Am Ende, als alle Argumente ausgetauscht waren, verlief die historische Mission ganz unspektakulär. Zum ersten Mal in seiner Geschichte gab der Bundestag den Marschbefehl für deutsche Soldaten in den Nahen Osten – mit klarer Mehrheit. 442 Parlamentarier stimmten für den Einsatz der deutschen Marine im Libanon, 152 dagegen, 5 enthielten sich. Aus den Regierungsfraktionen kamen 44 Neinstimmen; 32 aus der SPD, 12 aus der Union. In der FDP-Fraktion folgten nicht alle dem strikten Antikurs ihres Vorsitzenden Guido Westerwelle; 8 Abgeordnete stimmten mit Ja. Die Linksfraktion lehnte den Einsatz geschlossen ab. Bei den Grünen gab es 6 Neinstimmen, darunter die von Christian Ströbele und Winfried Hermann.

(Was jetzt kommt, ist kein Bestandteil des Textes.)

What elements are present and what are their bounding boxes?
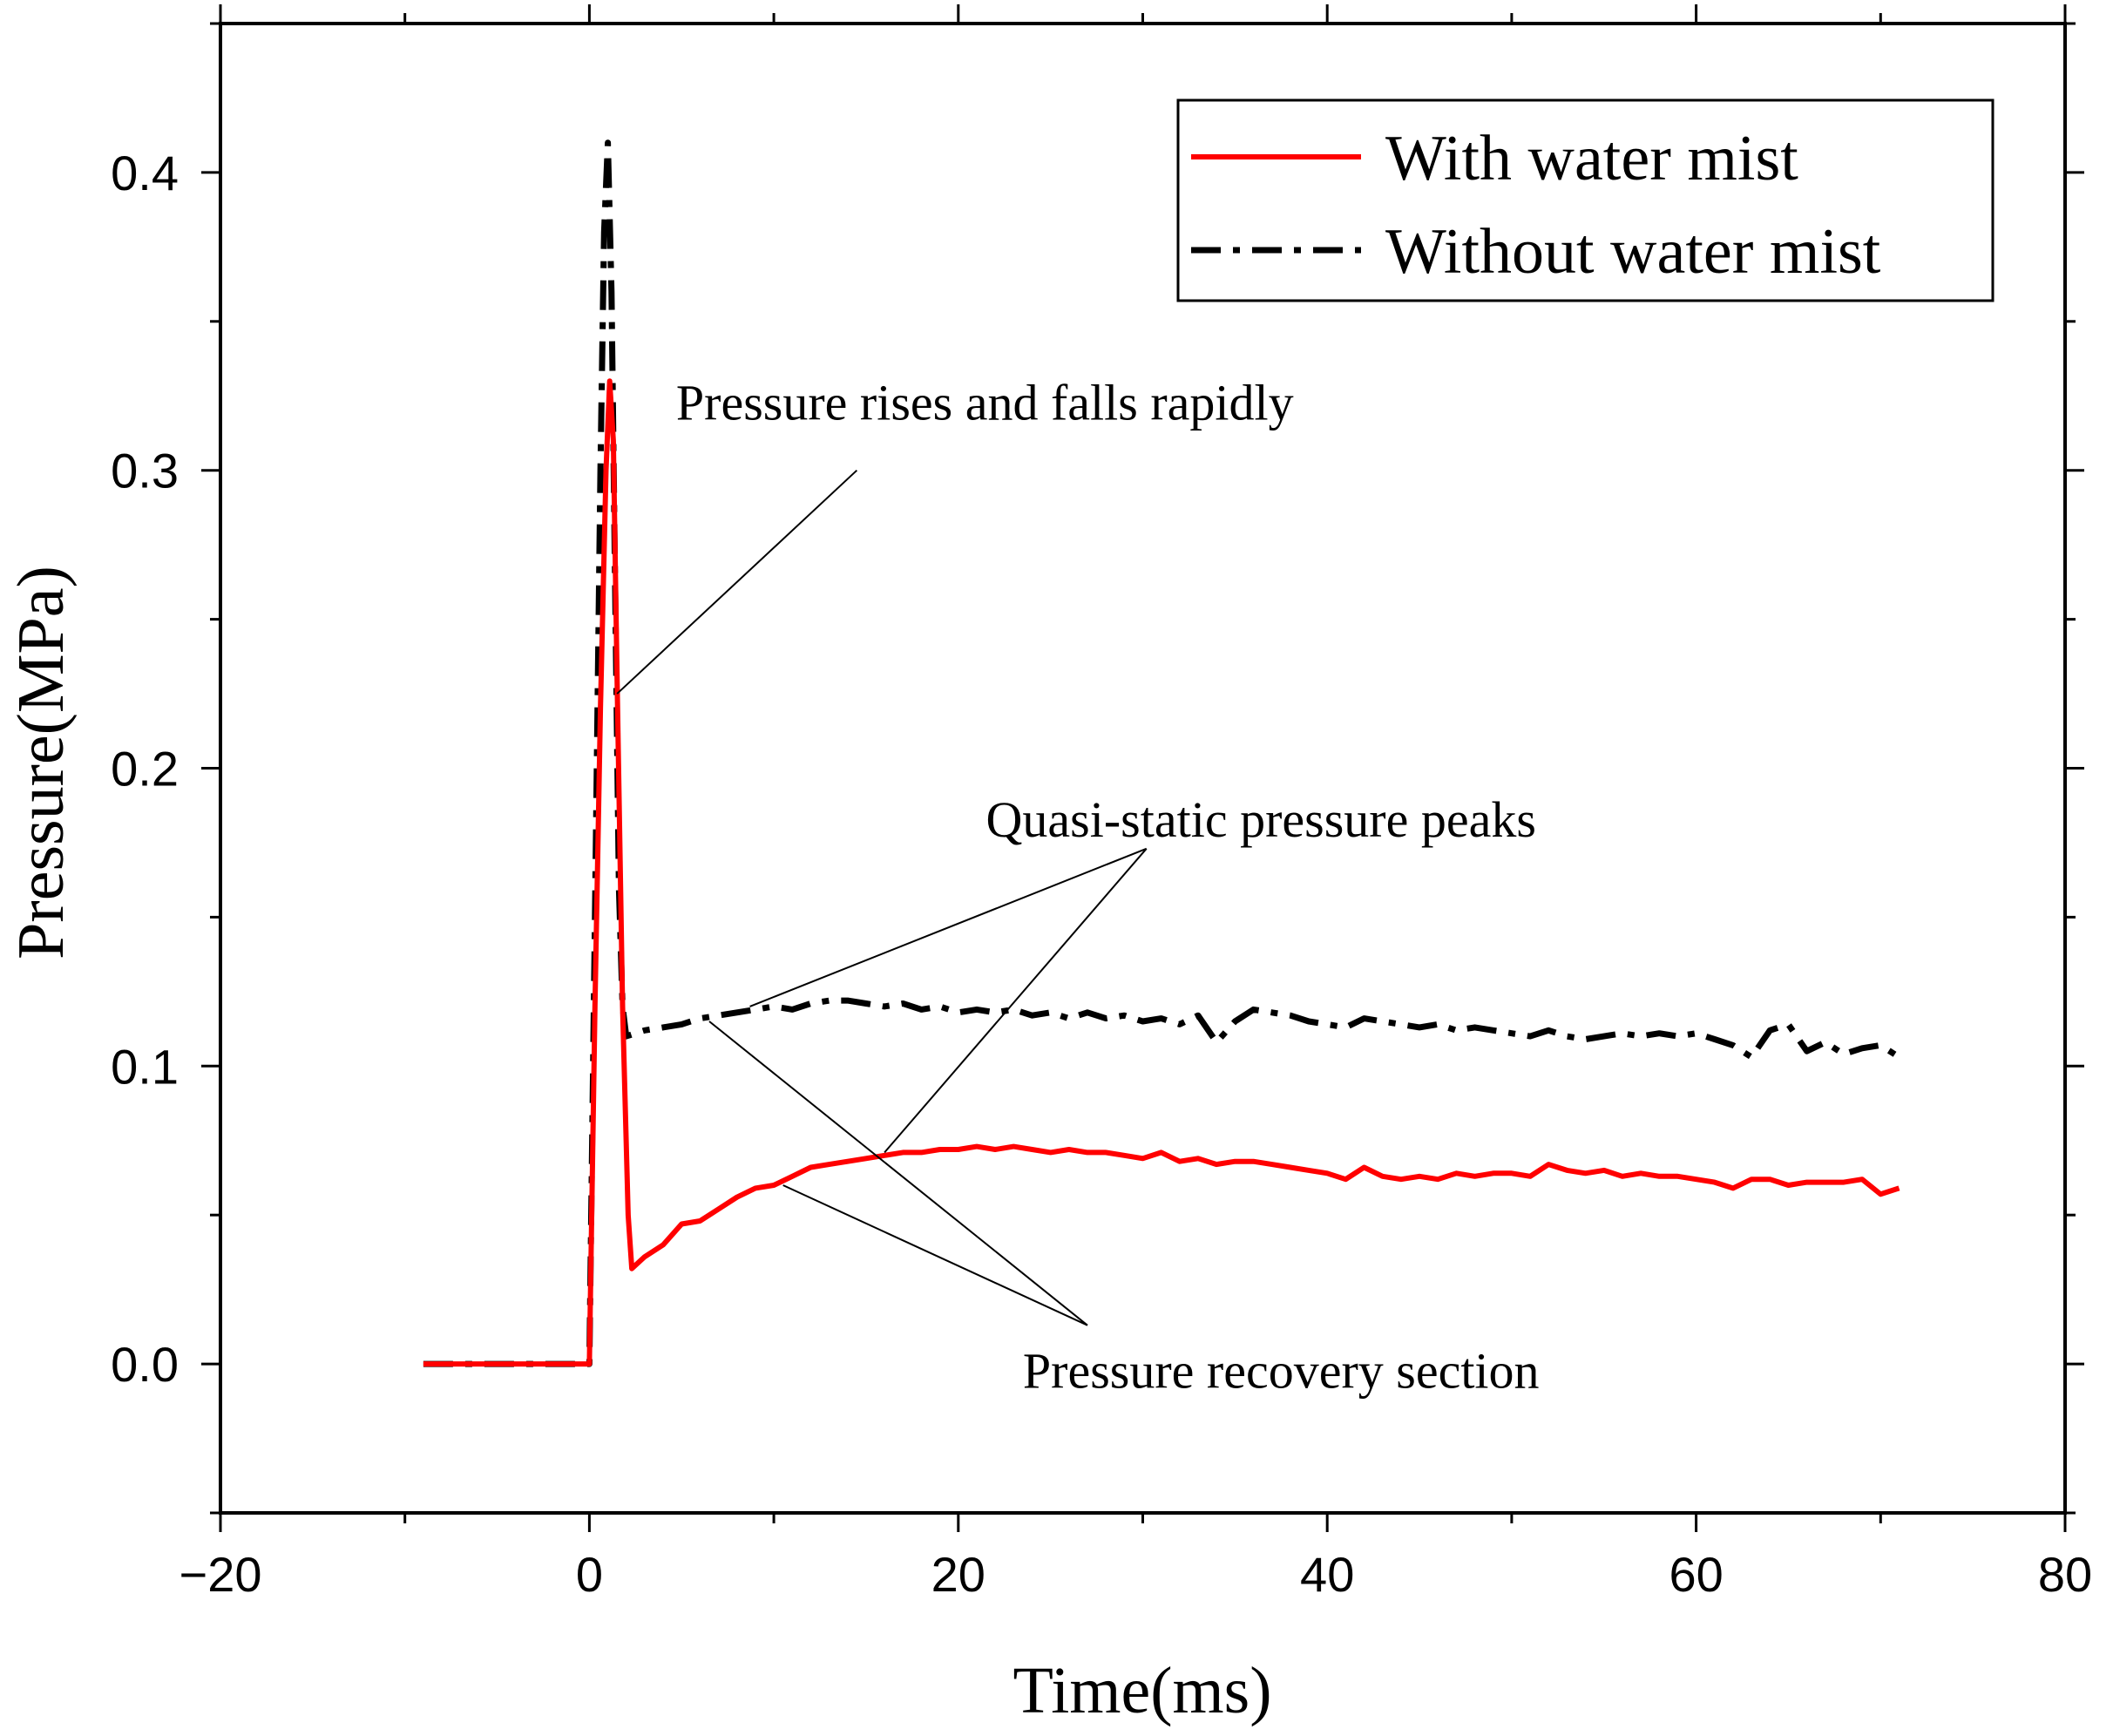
- x-tick-label: 0: [576, 1547, 603, 1602]
- x-tick-label: 20: [931, 1547, 985, 1602]
- annotation-label: Pressure recovery section: [1023, 1342, 1540, 1399]
- series-line-with-water-mist: [423, 378, 1900, 1367]
- series-line-without-water-mist: [423, 139, 1901, 1367]
- x-tick-label: −20: [179, 1547, 262, 1602]
- legend-label-with-water-mist: With water mist: [1385, 123, 1798, 194]
- axis-ticks: [201, 4, 2084, 1532]
- annotation-pointer: [884, 848, 1148, 1154]
- series-layer: [423, 139, 1901, 1367]
- annotation-pointer: [616, 469, 858, 695]
- legend-label-without-water-mist: Without water mist: [1385, 216, 1881, 288]
- x-tick-label: 40: [1300, 1547, 1354, 1602]
- annotation-pointer: [782, 1184, 1088, 1326]
- tick-labels: −20 0 20 40 60 80 0.0 0.1 0.2 0.3 0.4: [111, 146, 2092, 1602]
- y-tick-label: 0.1: [111, 1039, 179, 1094]
- annotation-pointer: [708, 1021, 1088, 1326]
- legend: With water mist Without water mist: [1176, 98, 1994, 302]
- y-tick-label: 0.4: [111, 146, 179, 200]
- x-axis-title: Time(ms): [1012, 1654, 1271, 1727]
- y-tick-label: 0.2: [111, 742, 179, 797]
- y-axis-title: Pressure(MPa): [4, 566, 78, 960]
- annotation-label: Pressure rises and falls rapidly: [676, 375, 1294, 431]
- annotation-pointer: [749, 847, 1148, 1007]
- y-tick-label: 0.3: [111, 444, 179, 498]
- annotation-layer: Pressure rises and falls rapidly Quasi-st…: [616, 375, 1540, 1399]
- annotation-label: Quasi-static pressure peaks: [986, 791, 1536, 848]
- y-tick-label: 0.0: [111, 1337, 179, 1392]
- legend-box: [1176, 98, 1994, 302]
- x-tick-label: 80: [2038, 1547, 2092, 1602]
- x-tick-label: 60: [1669, 1547, 1723, 1602]
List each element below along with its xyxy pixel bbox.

Im zweiten Teil der Debatte – die erste Lesung des entsprechenden Beschlusses hatte am Dienstag stattgefunden – waren noch einmal die bekannten Argumente zu hören. Dennoch gab es an diesem Mittwoch drei Auffälligkeiten: Befürworter wie Gegner des Einsatzes bekundeten häufig ihren Respekt, den sie vor der Haltung des jeweils anderen hätten. Der Vorwurf insbesondere der Regierung, die FDP würde ihre große außenpolitische Tradition verraten, zeigte bei einigen Liberalen Wirkung. Und die Grünen, die lange ihr Jein vor sich hergetragen hatten, waren am Ende die lautesten Befürworter.

Zur Begründung des Regierungsantrages hatte die Kanzlerin höchstselbst in die Debatte im Plenum eingegriffen – alles andere als eine parlamentarische Selbstverständlichkeit. Angela Merkel bemühte noch einmal den Begriff von der „historischen Dimension“ der Entscheidung. Als wichtigste Voraussetzung für den Einsatz der Bundeswehr nannte sie die Zustimmung sowohl der israelischen als auch der libanesischen Regierung. Insbesondere die Bitte des israelischen Premiers Ehud Olmert an die Deutschen wertete Merkel als „ein Zeichen des Vertrauens“.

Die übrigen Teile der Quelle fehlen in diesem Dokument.